Pandering 101
Anumber of Greenwich Village elected officials are raising hackles over the lack of space for a supermarket in a complex under construction by New York University on Mercer St., blasting NYU for supposedly reneging on a commitment to relocate a nearby Morton Williams to that site and leaving the area without an affordable supermarket.
They would be better off faulting the School Construction Authority, which took nine years to declare interest in building a public school at the NYU-owned Bleeker St. lot where the current Morton Williams sits, long enough for the university to have designed and begun construction on the Mercer lot. They might also want to look in the mirror, as they made the building of the school a political issue from the start, despite the SCA’s own apparent middling interest.
It appears they want to have their cake in aisle 9 and to eat it too, before getting to the checkout. The supermarket is set to be decommissioned to make way for the school they pushed for, but local leaders insist on having the Morton Williams, too.
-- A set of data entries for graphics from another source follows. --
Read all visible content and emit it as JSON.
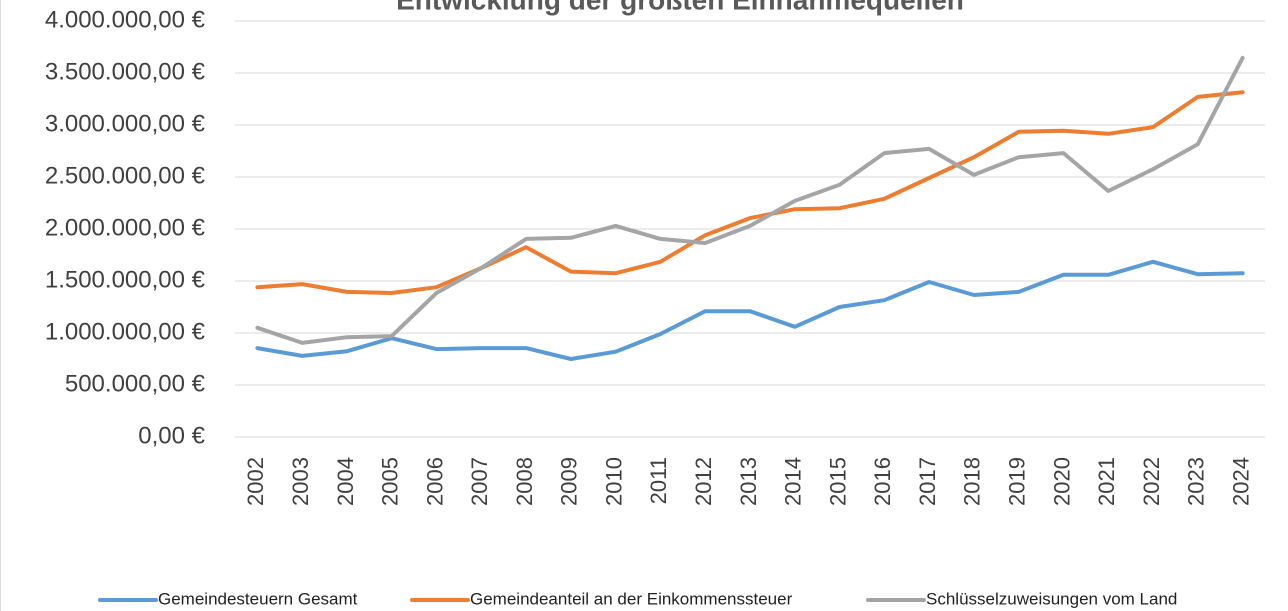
{
  "chart_data": {
    "type": "line",
    "title": "Entwicklung der größten Einnahmequellen",
    "categories": [
      "2002",
      "2003",
      "2004",
      "2005",
      "2006",
      "2007",
      "2008",
      "2009",
      "2010",
      "2011",
      "2012",
      "2013",
      "2014",
      "2015",
      "2016",
      "2017",
      "2018",
      "2019",
      "2020",
      "2021",
      "2022",
      "2023",
      "2024"
    ],
    "series": [
      {
        "name": "Gemeindesteuern Gesamt",
        "color": "#5b9bd5",
        "values": [
          855000,
          780000,
          825000,
          950000,
          845000,
          855000,
          855000,
          750000,
          820000,
          990000,
          1210000,
          1210000,
          1060000,
          1250000,
          1315000,
          1490000,
          1365000,
          1395000,
          1560000,
          1560000,
          1685000,
          1565000,
          1575000
        ]
      },
      {
        "name": "Gemeindeanteil an der Einkommenssteuer",
        "color": "#ed7d31",
        "values": [
          1440000,
          1470000,
          1395000,
          1385000,
          1440000,
          1625000,
          1825000,
          1590000,
          1575000,
          1685000,
          1940000,
          2105000,
          2190000,
          2200000,
          2290000,
          2490000,
          2690000,
          2935000,
          2945000,
          2915000,
          2980000,
          3270000,
          3315000
        ]
      },
      {
        "name": "Schlüsselzuweisungen vom Land",
        "color": "#a5a5a5",
        "values": [
          1050000,
          905000,
          960000,
          970000,
          1385000,
          1625000,
          1905000,
          1915000,
          2030000,
          1905000,
          1865000,
          2030000,
          2270000,
          2425000,
          2730000,
          2770000,
          2520000,
          2690000,
          2730000,
          2365000,
          2575000,
          2815000,
          3645000
        ]
      }
    ],
    "ylim": [
      0,
      4000000
    ],
    "yticks": [
      {
        "value": 0,
        "label": "0,00 €"
      },
      {
        "value": 500000,
        "label": "500.000,00 €"
      },
      {
        "value": 1000000,
        "label": "1.000.000,00 €"
      },
      {
        "value": 1500000,
        "label": "1.500.000,00 €"
      },
      {
        "value": 2000000,
        "label": "2.000.000,00 €"
      },
      {
        "value": 2500000,
        "label": "2.500.000,00 €"
      },
      {
        "value": 3000000,
        "label": "3.000.000,00 €"
      },
      {
        "value": 3500000,
        "label": "3.500.000,00 €"
      },
      {
        "value": 4000000,
        "label": "4.000.000,00 €"
      }
    ],
    "grid": true,
    "legend": "bottom"
  }
}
This would have been possible had the SCA declared its interest by 2014, as the original zoning agreement called for. However, the agency asked for two extensions to this deadline, which NYU graciously granted.
What NYU couldn’t do was put the entirety of its construction plans on hold for years while the SCA made up its mind, which is why it ended up starting construction on the Mercer building in 2017, nearly five years after that initial agreement, without the supermarket space, despite having initially indicated that the site might accommodate it. It seems that these electeds and community activists expected the university to construct a massive retail location — cutting into its own academic space — on spec, without any indication that the Morton Williams would even need to be relocated.
At this point, it’s impossible to accommodate the supermarket without scrapping its plans completely and restarting the building process. Is that what they want?